L'abuso insopportabile della parola 'resilienza' ci grida una verità sottaciuta, forse finalmente da consapevolizzare: abbiamo rinunciato ad agire sul mondo per modificarlo e abbiamo scelto di assumere il mondo per quello che è, adattandoci ad esso e di fatto facendolo nostro in ogni suo aspetto, anche in quelli per noi deleteri.
'Resistenza', come ricorda la Storia almeno a noi italiani, indica un'azione di contrapposizione attiva: per abbattere un sistema socio-politico che in quel momento era realtà e ai più appariva intollerabile e per creare, combattendo, le premesse per instaurare un regime politico che 'andasse oltre'.
'Resilienza', invece, come ci dice la fisica dei metalli, indica un'azione passiva, secondo un'immagine presa a prestito da 'oggetti' e non da soggetti umani: evoca, ponendolo come ottimo esempio da imitare, il 'rimbalzo', intrinseco a certi tipi di metalli quando vengono piegati, che ci faccia tornare più o meno a come eravamo prima, spingendoci ad 'assorbire' il colpo cui siamo stati sottoposti da evenienze esterne che ci hanno obbligato a inchinarci al 'duro dato di realtà'.

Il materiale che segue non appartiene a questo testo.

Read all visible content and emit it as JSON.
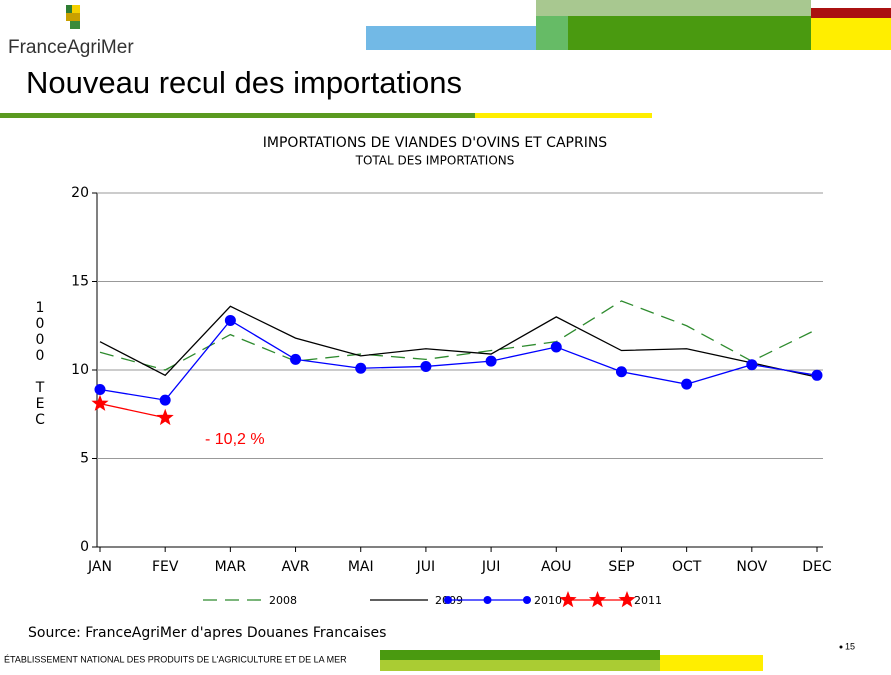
{
  "header": {
    "logo": "FranceAgriMer",
    "title": "Nouveau recul des importations"
  },
  "chart_data": {
    "type": "line",
    "title": "IMPORTATIONS DE VIANDES D'OVINS ET CAPRINS",
    "subtitle": "TOTAL DES IMPORTATIONS",
    "y_label": "1000 TEC",
    "categories": [
      "JAN",
      "FEV",
      "MAR",
      "AVR",
      "MAI",
      "JUI",
      "JUI",
      "AOU",
      "SEP",
      "OCT",
      "NOV",
      "DEC"
    ],
    "series": [
      {
        "name": "2008",
        "color": "#2e8b2e",
        "style": "dashed",
        "marker": "none",
        "values": [
          11.0,
          10.0,
          12.0,
          10.5,
          10.9,
          10.6,
          11.1,
          11.6,
          13.9,
          12.5,
          10.5,
          12.3
        ]
      },
      {
        "name": "2009",
        "color": "#000000",
        "style": "solid",
        "marker": "none",
        "values": [
          11.6,
          9.7,
          13.6,
          11.8,
          10.8,
          11.2,
          10.9,
          13.0,
          11.1,
          11.2,
          10.4,
          9.6
        ]
      },
      {
        "name": "2010",
        "color": "#0000ff",
        "style": "solid",
        "marker": "circle",
        "values": [
          8.9,
          8.3,
          12.8,
          10.6,
          10.1,
          10.2,
          10.5,
          11.3,
          9.9,
          9.2,
          10.3,
          9.7
        ]
      },
      {
        "name": "2011",
        "color": "#ff0000",
        "style": "solid",
        "marker": "star",
        "values": [
          8.1,
          7.3,
          null,
          null,
          null,
          null,
          null,
          null,
          null,
          null,
          null,
          null
        ]
      }
    ],
    "ylim": [
      0,
      20
    ],
    "yticks": [
      0,
      5,
      10,
      15,
      20
    ],
    "grid": true,
    "annotation": "- 10,2 %"
  },
  "source": "Source: FranceAgriMer d'apres Douanes Francaises",
  "footer": {
    "text": "ÉTABLISSEMENT NATIONAL DES PRODUITS DE L'AGRICULTURE ET DE LA MER",
    "page": "15"
  }
}
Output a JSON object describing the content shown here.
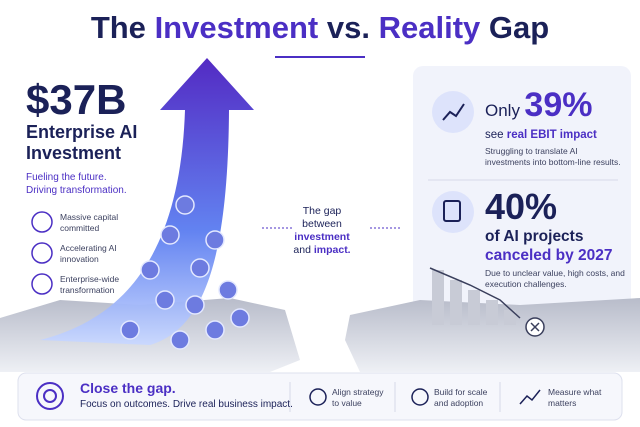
{
  "header": {
    "title": {
      "part1": "The",
      "part2": "Investment",
      "part3": "vs.",
      "part4": "Reality",
      "part5": "Gap"
    }
  },
  "left": {
    "amount": "$37B",
    "heading": "Enterprise AI Investment",
    "tagline": "Fueling the future. Driving transformation.",
    "items": [
      "Massive capital committed",
      "Accelerating AI innovation",
      "Enterprise-wide transformation"
    ]
  },
  "middle": {
    "line1": "The gap between",
    "highlight1": "investment",
    "and": "and",
    "highlight2": "impact."
  },
  "cards": [
    {
      "prefix": "Only",
      "figure": "39%",
      "see": "see",
      "emphasis": "real EBIT impact",
      "note": "Struggling to translate AI investments into bottom-line results."
    },
    {
      "figure": "40%",
      "subject": "of AI projects",
      "emphasis": "canceled by 2027",
      "note": "Due to unclear value, high costs, and execution challenges."
    }
  ],
  "footer": {
    "headline": "Close the gap.",
    "subline": "Focus on outcomes. Drive real business impact.",
    "items": [
      "Align strategy to value",
      "Build for scale and adoption",
      "Measure what matters"
    ]
  }
}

Siamo nella linea psicologistica imperante.
Guai a pensare di agire sulla realtà negativa, per renderla diversa da come è: per trasformarla, modificarla, migliorarla.
Il messaggio, ancora una volta, si declina in due modi: 1) accogliere con positività ciò che il destino, il fato, la sorte ci riservano (ovviamente chi parla più della struttura materiale prodotta da esseri umani che hanno il potere economico di costruire la realtà in un certo modo e non in un altro?); e 2) ritornare in fretta, come una frusta che recupera il suo stato di smagliante erezione, a ciò che eravamo prima del colpo cattivo del caso.
Insomma: il problema non è mai fuori, ma sempre e solo dentro di noi.
Anche quando si parla di integrazione della realtà, in effetti è assimilazione: sempre e comunque 'vince' (deve vincere) la realtà esterna così com'è e a noi sta l'unica possibilità di soccombere o 'arrenderci'. Magari benevolmente e, per carità, sempre pacificamente e mai 'divisamente': con resilienza.
E' tanto forte questo imperativo che anche il Piano nazionale di ripresa post-pandemico non ha potuto fare a meno, nel suo orribile acronimo (PNRR), di evocare la seconda erre: non si sfugge, caro destino, dacci oggi la nostra 'resilienza' quotidiana.